Use this data to spot batching mismatches (different signatures cannot be coalesced), monitor VRAM usage or expose metrics to Prometheus/Grafana.

## Queue tuning knobs

The queue accepts a few environment variables that influence behaviour:

| Variable | Default | Effect |
| --- | --- | --- |
| `LD_MAX_BATCH_SIZE` | `4` | Maximum items processed together when signatures match. |
| `LD_BATCH_TIMEOUT` | `0.5` | Seconds to wait before flushing a batch. |
| `LD_BATCH_WAIT_SINGLETONS` | `0` | If `1`, single jobs wait the timeout hoping for companions. Set to `0` to process singletons immediately. |
| `LD_MAX_IMAGES_PER_GROUP` | `256` | Maximum combined images processed in a single pipeline run when coalescing multiple requests. Groups larger than this are processed sequentially in smaller chunks to avoid memory and disk pressure. |
| `LD_MAX_IMAGES_PER_SAVE` | `16` | Maximum images allowed in a single `save_images` call. If exceeded, the save is aborted to avoid creating many tile files; change with `LD_MAX_IMAGES_PER_SAVE` if needed. |
| `LD_SERVER_LOGLEVEL` | `DEBUG` | Logging verbosity for `logs/server.log`. |

## Deploying behind a reverse proxy

When hosting remotely:

- Front the FastAPI app with Nginx/Caddy and increase client body size if you accept Img2Img uploads.
- Expose `/health` for liveness checks and `/api/telemetry` for readiness/autoscaling gates.
- Mount `./include`, `./output` and `~/.cache/torch_extensions` as volumes so workers share models, outputs and compiled kernels.

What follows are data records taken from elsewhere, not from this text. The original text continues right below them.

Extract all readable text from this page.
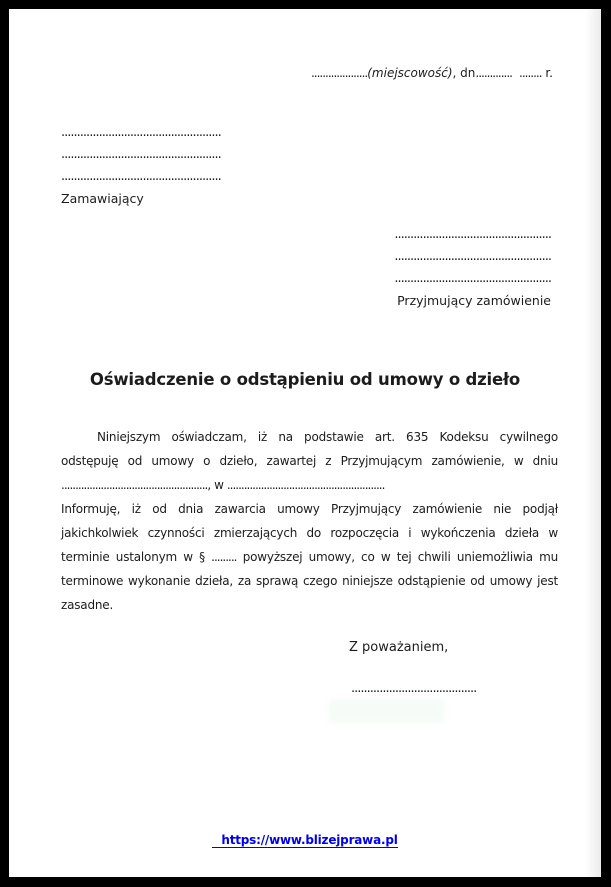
....................(miejscowość), dn............. ........ r.
...................................................
...................................................
...................................................
Zamawiający
..................................................
..................................................
..................................................
Przyjmujący zamówienie
Oświadczenie o odstąpieniu od umowy o dzieło
Niniejszym oświadczam, iż na podstawie art. 635 Kodeksu cywilnego
odstępuję od umowy o dzieło, zawartej z Przyjmującym zamówienie, w dniu
...................................................., w ........................................................
Informuję, iż od dnia zawarcia umowy Przyjmujący zamówienie nie podjął
jakichkolwiek czynności zmierzających do rozpoczęcia i wykończenia dzieła w
terminie ustalonym w § ......... powyższej umowy, co w tej chwili uniemożliwia mu
terminowe wykonanie dzieła, za sprawą czego niniejsze odstąpienie od umowy jest
zasadne.
Z poważaniem,
........................................
https://www.blizejprawa.pl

## Testing the service quickly

```fish
# Send a simple generation job
curl -X POST http://localhost:7861/api/generate \
  -H "Content-Type: application/json" \
  -d '{"prompt": "painted nebula over distant mountains", "width": 512, "height": 512, "num_images": 1}' \
  | jq -r '.image' | base64 -d > nebula.png

# Inspect queue state
curl http://localhost:7861/api/telemetry | jq
```

That’s it! Check the [Troubleshooting guide](quirks.md) if the service reports missing models or the queue appears stalled.